BRASIL, 27 de julho de 2026 — Um levantamento do Departamento Intersindical de Assessoria Parlamentar (Diap) revela que 87,32% dos deputados federais atuais planejam concorrer a um novo mandato nas eleições de outubro de 2026, indicando uma das menores taxas de renovação na Câmara.
Dos 513 deputados, 448 devem se candidatar, superando o índice de 2022 e estabelecendo um recorde histórico. O estudo aponta que fatores como acesso às emendas parlamentares e à estrutura dos gabinetes desequilibram a disputa.
Um levantamento do Departamento Intersindical de Assessoria Parlamentar (Diap) mostra que 87,32% dos atuais deputados federais pretendem disputar um novo mandato nas eleições de outubro deste ano. Com isso, a Câmara Federal deve registrar uma das menores taxas de renovação dos últimos pleitos.
De acordo com a pesquisa, dos 513 deputados federais, 448 devem concorrer em outubro. O índice supera o das eleições de 2022 (86,93%) e é o maior já registrado na série histórica do Diap, que teve início em 1990.
A quantidade de deputados que devem se candidatar à reeleição em 2026 ainda pode aumentar. Segundo o levantamento, caso parlamentares indecisos e aqueles que cogitam se candidatar ao Senado mudem de ideia e optem pela tentativa de reeleição, o total pode chegar a 495 candidatos.

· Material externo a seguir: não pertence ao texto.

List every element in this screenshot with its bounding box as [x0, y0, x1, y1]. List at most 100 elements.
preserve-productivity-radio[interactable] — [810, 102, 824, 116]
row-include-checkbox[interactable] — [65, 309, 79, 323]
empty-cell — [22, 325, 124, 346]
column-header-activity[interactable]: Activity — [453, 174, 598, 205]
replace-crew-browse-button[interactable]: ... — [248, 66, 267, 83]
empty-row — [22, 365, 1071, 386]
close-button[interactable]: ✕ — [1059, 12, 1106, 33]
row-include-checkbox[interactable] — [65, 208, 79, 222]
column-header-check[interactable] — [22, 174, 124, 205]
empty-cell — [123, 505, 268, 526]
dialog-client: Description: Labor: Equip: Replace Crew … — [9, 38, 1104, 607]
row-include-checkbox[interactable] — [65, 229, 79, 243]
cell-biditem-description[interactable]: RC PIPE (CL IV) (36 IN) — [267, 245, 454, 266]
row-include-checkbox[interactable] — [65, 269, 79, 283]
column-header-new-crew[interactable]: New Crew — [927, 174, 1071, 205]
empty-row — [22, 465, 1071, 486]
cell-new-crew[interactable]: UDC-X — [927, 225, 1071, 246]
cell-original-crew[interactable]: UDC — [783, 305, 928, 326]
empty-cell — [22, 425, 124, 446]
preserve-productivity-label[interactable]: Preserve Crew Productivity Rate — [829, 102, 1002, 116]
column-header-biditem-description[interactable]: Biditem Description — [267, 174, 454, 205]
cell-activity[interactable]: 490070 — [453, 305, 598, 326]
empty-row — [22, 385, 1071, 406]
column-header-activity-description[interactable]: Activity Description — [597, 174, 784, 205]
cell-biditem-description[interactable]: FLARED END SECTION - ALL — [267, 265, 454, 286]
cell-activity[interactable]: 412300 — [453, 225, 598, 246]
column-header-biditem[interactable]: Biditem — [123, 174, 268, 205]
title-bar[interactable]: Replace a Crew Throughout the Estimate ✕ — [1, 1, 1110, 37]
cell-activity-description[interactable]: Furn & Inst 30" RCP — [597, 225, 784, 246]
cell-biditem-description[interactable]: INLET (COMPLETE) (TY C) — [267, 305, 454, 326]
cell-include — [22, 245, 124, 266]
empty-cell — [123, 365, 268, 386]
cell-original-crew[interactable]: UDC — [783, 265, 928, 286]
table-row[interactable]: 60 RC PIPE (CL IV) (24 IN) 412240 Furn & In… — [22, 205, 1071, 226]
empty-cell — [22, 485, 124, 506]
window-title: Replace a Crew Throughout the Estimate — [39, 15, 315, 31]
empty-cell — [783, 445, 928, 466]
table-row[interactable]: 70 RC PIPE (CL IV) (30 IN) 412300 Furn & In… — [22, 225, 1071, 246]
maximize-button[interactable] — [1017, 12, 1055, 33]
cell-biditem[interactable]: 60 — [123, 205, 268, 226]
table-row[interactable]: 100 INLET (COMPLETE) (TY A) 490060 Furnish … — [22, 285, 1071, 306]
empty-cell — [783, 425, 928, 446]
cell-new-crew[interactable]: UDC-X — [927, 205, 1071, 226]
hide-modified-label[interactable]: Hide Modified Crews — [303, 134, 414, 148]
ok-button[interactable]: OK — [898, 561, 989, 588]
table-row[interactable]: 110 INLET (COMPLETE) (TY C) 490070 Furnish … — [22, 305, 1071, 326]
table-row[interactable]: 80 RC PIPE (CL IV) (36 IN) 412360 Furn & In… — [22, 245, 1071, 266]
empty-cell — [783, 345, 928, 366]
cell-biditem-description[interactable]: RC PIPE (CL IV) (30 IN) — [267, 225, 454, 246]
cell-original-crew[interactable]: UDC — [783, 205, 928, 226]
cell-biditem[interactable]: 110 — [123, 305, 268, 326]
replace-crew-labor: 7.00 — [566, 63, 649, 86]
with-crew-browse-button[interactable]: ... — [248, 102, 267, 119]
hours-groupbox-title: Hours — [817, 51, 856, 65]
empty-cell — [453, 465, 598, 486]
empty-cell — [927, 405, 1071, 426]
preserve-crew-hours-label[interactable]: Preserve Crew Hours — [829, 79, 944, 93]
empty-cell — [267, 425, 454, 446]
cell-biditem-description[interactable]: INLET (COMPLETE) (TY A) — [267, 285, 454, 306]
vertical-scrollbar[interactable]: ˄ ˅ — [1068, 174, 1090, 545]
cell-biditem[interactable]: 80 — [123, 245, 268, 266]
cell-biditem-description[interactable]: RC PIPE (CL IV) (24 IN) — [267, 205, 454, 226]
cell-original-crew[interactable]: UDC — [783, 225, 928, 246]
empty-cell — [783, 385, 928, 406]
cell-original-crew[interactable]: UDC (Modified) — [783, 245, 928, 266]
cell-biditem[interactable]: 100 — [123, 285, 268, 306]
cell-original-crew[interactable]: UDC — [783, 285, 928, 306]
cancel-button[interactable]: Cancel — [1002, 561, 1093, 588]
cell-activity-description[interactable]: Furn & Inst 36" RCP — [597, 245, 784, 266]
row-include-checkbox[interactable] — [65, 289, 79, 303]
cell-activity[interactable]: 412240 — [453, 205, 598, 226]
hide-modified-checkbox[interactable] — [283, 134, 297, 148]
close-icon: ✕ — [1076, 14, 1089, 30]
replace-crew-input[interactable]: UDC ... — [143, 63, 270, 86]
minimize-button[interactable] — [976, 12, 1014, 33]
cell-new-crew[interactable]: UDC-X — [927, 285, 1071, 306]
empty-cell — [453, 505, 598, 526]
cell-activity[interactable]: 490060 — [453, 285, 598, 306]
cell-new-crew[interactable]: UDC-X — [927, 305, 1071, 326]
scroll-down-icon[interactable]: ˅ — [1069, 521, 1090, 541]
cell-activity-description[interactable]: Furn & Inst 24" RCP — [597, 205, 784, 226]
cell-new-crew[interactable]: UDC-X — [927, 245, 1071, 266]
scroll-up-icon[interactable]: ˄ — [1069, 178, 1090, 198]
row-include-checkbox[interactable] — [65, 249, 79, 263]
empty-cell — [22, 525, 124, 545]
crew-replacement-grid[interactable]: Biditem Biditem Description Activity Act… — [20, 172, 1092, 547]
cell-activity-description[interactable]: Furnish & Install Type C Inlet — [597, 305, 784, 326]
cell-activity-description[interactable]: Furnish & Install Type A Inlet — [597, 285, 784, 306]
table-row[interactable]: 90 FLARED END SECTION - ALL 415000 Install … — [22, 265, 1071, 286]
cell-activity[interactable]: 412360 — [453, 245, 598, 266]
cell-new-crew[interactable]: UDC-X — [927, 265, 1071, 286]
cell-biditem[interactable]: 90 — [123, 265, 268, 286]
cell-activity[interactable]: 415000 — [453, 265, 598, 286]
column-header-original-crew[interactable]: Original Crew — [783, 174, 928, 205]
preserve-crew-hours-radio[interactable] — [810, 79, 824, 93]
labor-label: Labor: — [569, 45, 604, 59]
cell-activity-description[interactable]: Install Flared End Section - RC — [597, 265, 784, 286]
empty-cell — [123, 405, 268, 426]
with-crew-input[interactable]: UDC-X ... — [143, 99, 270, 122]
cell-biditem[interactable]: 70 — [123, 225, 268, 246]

O porcentual de deputados que deve buscar a renovação do mandato também é maior que o registrado em 2018 (75,43%), 2014 (79,33%) e 2010 (86,16%).
O estudo foi elaborado pelo Diap a partir de pesquisas, consultas a sites e contatos com pré-candidatos e dirigentes partidários. A confirmação das candidaturas, no entanto, só ocorrerá depois do registro oficial no Tribunal Superior Eleitoral (TSE).
QUEM TEM MANDATO SAI NA FRENTE
Segundo o estudo, “a combinação entre a redução do número de postulantes ao cargo de deputado federal, em razão do limite de candidaturas por vaga, e o aumento do número de candidatos à reeleição corrobora a expectativa de baixa renovação na Casa”.
De acordo com o Diap, “uma disputa presidencial muito acirrada, combinada com novas exigências da legislação eleitoral, que limitam o número de candidaturas, e com maiores garantias de reeleição proporcionadas pelo orçamento impositivo […], explica esse número recorde de candidatos”.
Entre os pontos mencionados pelo estudo que beneficiariam os atuais deputados na disputa por vagas na Câmara, estão o acesso às emendas parlamentares, a prioridade na divisão dos recursos do Fundo Eleitoral, a estrutura dos gabinetes e a maior visibilidade em relação aos concorrentes que não têm mandato.
Para Neuriberg Dias, diretor do Diap, as emendas parlamentares ganharam protagonismo ainda maior nos últimos anos, ampliando a capacidade dos deputados de manterem presença forte em suas bases eleitorais.
“Os parlamentares praticamente quintuplicaram o valor que tinham disponível de emendas parlamentares. O que cada deputado tinha em torno de R$ 10 milhões a 15 milhões ao ano aumentou para R$ 50 milhões. Isso é um fator que vai pesar muito neste índice de baixa renovação”, explica Dias.
“A tendência é que a composição do próximo Congresso Nacional (mandato 2027-2030) reflita, em grande medida, a atual legislatura”, projeta o Diap.